UT provides direct access for its campuses, researchers, and students to these elite, high-performance computing resources—and to one of the largest concentrations of computing expertise in the world—making solutions to global issues like climate change attainable.
Cherokee Farm
Visit the Cherokee Farm website
Cherokee Farm will be the innovation campus of the University of Tennessee, positioning the university and the state as one of the world’s most competitive areas for collaborative research. Drawing on already-established leadership in neutron research, materials science, computational science, and energy independence and sustainability, Cherokee Farm will strengthen those research agendas while helping maintain America’s competitiveness in the innovation economy of the 21st century.
This 188-acre site will engage the expertise of world-renowned researchers and private and public partners through the best resources and a unique interactive and interdisciplinary environment. As a hub of scientific research and innovation, Cherokee Farm will tackle—and solve—some of the world’s most complex issues.
Tennessee Biofuels Initiative
Visit the Tennessee Biofuels Initiative website
Increased energy independence, economic development, and environmental sustainability are the core goals of the Tennessee Biofuels Initiative. Through one of the first pilot biorefineries in the nation, Tennessee literally will grow an energy industry from the ground up as bioenergy scientists combine their expertise in converting switchgrass and other plant biomass into ethanol.
The state has allocated $70 million for the Initiative—some $40.7 million of which is specifically set aside to construct a pilot biorefinery in East Tennessee. The principal product will be cellulosic ethanol derived from Tennessee-grown biomass, specifically switchgrass. This new biobased economy is projected to create $100 million annually in new farm revenue and 4,000 new jobs in regional biorefineries in Tennessee.

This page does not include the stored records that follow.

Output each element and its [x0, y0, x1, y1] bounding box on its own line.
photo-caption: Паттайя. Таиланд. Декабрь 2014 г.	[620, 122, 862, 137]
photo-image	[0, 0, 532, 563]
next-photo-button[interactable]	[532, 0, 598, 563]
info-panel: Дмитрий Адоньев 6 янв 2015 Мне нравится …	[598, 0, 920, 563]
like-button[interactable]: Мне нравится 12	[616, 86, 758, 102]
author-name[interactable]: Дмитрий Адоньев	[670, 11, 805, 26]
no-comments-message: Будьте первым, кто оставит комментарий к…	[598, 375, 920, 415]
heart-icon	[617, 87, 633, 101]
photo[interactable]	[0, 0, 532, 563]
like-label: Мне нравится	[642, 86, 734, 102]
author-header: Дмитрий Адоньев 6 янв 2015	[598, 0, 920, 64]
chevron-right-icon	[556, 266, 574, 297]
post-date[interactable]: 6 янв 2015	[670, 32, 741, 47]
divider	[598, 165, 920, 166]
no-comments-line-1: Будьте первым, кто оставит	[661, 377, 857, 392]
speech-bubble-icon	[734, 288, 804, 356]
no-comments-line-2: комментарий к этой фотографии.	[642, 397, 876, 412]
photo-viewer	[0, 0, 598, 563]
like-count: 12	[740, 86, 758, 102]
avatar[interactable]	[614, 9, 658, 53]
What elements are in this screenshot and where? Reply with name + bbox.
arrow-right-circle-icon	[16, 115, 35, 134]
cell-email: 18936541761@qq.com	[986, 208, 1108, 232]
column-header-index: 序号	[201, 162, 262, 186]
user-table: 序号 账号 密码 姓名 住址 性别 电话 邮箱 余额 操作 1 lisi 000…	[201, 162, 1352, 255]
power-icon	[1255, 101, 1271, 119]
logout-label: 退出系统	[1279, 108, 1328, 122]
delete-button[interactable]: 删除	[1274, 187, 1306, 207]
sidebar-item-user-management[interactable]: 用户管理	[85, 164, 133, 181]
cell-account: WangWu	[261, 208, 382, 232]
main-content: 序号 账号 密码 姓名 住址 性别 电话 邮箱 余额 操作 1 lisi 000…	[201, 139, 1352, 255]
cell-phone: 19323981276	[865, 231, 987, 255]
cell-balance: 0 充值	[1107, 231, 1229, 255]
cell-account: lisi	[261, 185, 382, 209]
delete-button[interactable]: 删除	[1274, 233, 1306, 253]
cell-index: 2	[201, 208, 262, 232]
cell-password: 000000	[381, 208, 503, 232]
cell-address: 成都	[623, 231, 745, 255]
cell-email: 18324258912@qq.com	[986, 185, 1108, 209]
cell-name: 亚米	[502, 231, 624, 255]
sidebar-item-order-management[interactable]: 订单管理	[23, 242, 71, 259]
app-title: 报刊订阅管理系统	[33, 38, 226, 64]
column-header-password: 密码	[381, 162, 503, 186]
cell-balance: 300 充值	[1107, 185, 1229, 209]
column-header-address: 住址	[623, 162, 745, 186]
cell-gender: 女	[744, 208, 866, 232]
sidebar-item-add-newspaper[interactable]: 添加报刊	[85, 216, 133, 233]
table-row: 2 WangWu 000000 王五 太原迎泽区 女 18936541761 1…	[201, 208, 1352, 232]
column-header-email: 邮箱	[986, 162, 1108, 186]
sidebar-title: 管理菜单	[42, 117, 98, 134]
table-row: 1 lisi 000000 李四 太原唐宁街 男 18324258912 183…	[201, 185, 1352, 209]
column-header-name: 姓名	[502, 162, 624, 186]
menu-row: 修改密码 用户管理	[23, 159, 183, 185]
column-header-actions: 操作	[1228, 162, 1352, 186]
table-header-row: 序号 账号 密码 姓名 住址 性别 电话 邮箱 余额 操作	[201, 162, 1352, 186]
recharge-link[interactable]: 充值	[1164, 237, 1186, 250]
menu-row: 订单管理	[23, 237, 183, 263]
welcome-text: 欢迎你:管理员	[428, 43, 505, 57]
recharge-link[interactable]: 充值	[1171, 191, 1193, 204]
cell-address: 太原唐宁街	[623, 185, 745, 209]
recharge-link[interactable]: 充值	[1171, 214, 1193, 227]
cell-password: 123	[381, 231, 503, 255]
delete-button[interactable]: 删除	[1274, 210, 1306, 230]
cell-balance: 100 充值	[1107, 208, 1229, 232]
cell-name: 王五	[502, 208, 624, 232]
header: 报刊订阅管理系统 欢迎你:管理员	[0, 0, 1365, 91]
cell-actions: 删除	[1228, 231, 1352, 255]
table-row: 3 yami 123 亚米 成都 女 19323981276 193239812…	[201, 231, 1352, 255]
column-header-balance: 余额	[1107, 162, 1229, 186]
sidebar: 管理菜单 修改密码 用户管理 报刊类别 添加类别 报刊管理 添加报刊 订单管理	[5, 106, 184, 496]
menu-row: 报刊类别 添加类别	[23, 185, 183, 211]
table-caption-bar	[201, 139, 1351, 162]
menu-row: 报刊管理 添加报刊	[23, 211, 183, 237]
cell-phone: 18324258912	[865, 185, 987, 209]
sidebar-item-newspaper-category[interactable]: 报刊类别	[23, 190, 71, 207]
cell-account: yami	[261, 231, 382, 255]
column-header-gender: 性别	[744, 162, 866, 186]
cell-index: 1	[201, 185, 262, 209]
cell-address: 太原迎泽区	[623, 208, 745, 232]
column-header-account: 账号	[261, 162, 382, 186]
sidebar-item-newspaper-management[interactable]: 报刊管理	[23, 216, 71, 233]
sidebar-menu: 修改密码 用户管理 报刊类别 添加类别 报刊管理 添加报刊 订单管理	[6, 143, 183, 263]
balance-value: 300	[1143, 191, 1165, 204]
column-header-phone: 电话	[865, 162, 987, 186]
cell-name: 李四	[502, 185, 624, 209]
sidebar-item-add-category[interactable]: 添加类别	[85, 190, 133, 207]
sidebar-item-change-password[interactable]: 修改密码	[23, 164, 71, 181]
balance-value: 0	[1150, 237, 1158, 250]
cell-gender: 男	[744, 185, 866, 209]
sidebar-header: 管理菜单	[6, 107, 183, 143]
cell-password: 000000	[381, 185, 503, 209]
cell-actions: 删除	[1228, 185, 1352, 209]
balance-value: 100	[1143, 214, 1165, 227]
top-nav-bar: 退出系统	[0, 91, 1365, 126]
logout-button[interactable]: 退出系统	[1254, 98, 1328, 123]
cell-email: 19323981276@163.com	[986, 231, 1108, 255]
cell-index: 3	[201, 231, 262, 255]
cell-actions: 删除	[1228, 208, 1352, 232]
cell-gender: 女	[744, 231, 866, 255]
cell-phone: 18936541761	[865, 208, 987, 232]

The SimCenter: National Center for Computational Engineering
UT Chattanooga’s SimCenter is a research and education center that specializes in high-fidelity, physics-based computational modeling and simulation, using high-performance scientific supercomputing to solve real-world problems that arise in engineering analysis and design applications from any engineering discipline. Its multidisciplinary research team combines specialized science and engineering with computational mathematics, scientific computing and other technical disciplines.